Bacterial strain and bacteriophage

Salmonella typhi obtained from the American Type Culture Collection (ATCC 560) was used as a host for the isolation, propagation, and characterization of the bacteriophage named ST560Ø.

ST560Ø was isolated from wastewater and characterized based on its host range, and evaluated for its potential to detect viable bacteria.

Bacteriophage isolation, amplification, and purification

Wastewater samples (30 ml) were cleared by filtration (0.22 μm pore size, Millipore, MA, USA) and incubated for 16 h. in the presence of exponentially growing S. typhi ATCC 560 cells at 37 °C. Cultures that showed visible lysis were pelleted by centrifugation at 4 °C and 8,000 × g for 20 min. Bacterial cell debris was removed by filtration (0.22 μm filters), and the presence of phages was verified by plating 100 μl of the filtrate on lawns of S. typhi using a standard soft agar overlay method (Carlson 2005).

For this agar overlay method, 100 μl phage solutions were added to 200 μl of an overnight culture of a susceptible S. typhi strain and mixed with liquid soft agar (50 °C). This mixture was spread on solid agar media, incubated overnight at 37 °C. The presence of phage was determined by the presence of visible zones of lysis or plaques.

Preparation of the microcosm

The preparation of the bacteria was done according to Oliver et al. (2005).
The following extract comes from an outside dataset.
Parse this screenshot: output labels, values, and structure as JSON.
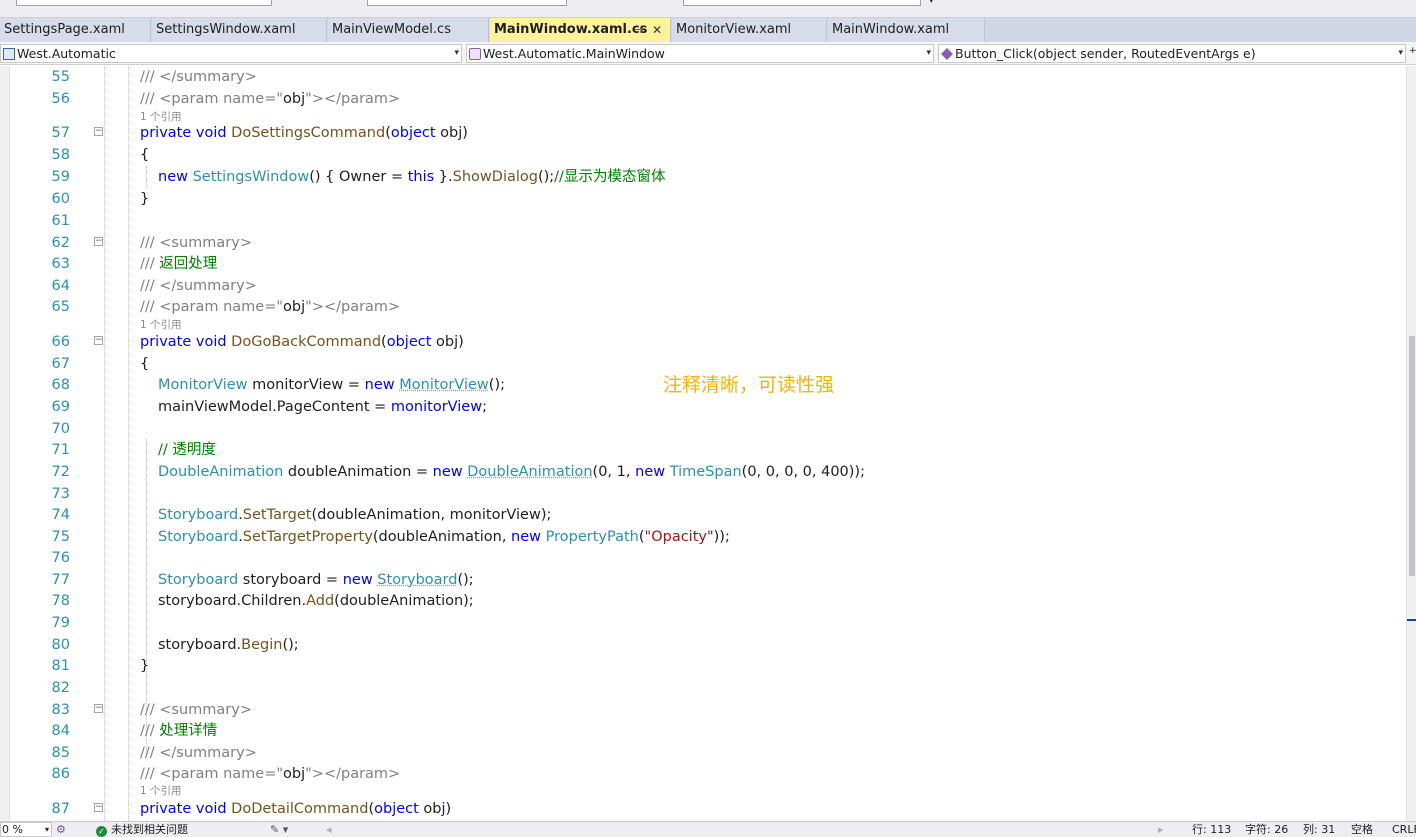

Briefly, bacterial cell cultures in the logarithmic phase were therefore harvested by centrifugation at 5000 rpm for 10 min at 4 °C and washed twice with autoclaved saline water (1 M NaCl solution, 0.9% bw). Then, the washed cells were filtered through a 0.22 μm Millipore membrane filter and resuspended in the sterilized water at a final density of 106 CFU/ml.

The microcosm water system at a final concentration of approximately 106 CFU/mL was used to starve S. typhi cells. Samples were then left in the dark at room temperature (10–90 days). To test the presence of the culturable bacteria, different samples were plated on nutrient agar plates at 37 °C for 18 h. All these studies were performed in triplicate.

Specific phage/starved host cells

After incubation (2 h at 37 °C) of Salmonella-Specific Phage (105PFU) in the presence of increased density of host cells, with the host cells (0–106 CFU/ml) kept in starvation condition (minimum broth culture), the cell-phage mixtures were filter sterilized using a 0.45 μm syringe filter to obtain free phage in the filtrate, and the supernatants were diluted in order to determine the titration of the phage.

The phage titer was determined by using a standard double-layer agar plate. The phage titration experiment was determined. To verify the sensitivity and the reproducibility of the assay, all phage titration experiments were done three times.

RESULTS AND DISCUSSION

Phage-host cells interaction under starvation conditions

The presence of VBNC pathogenic bacteria in treated water may be considered an immediate public health risk. To resolve this problem, it's important to develop new, reliable and low-cost methods to detect the presence of potential active bacteria in treated water.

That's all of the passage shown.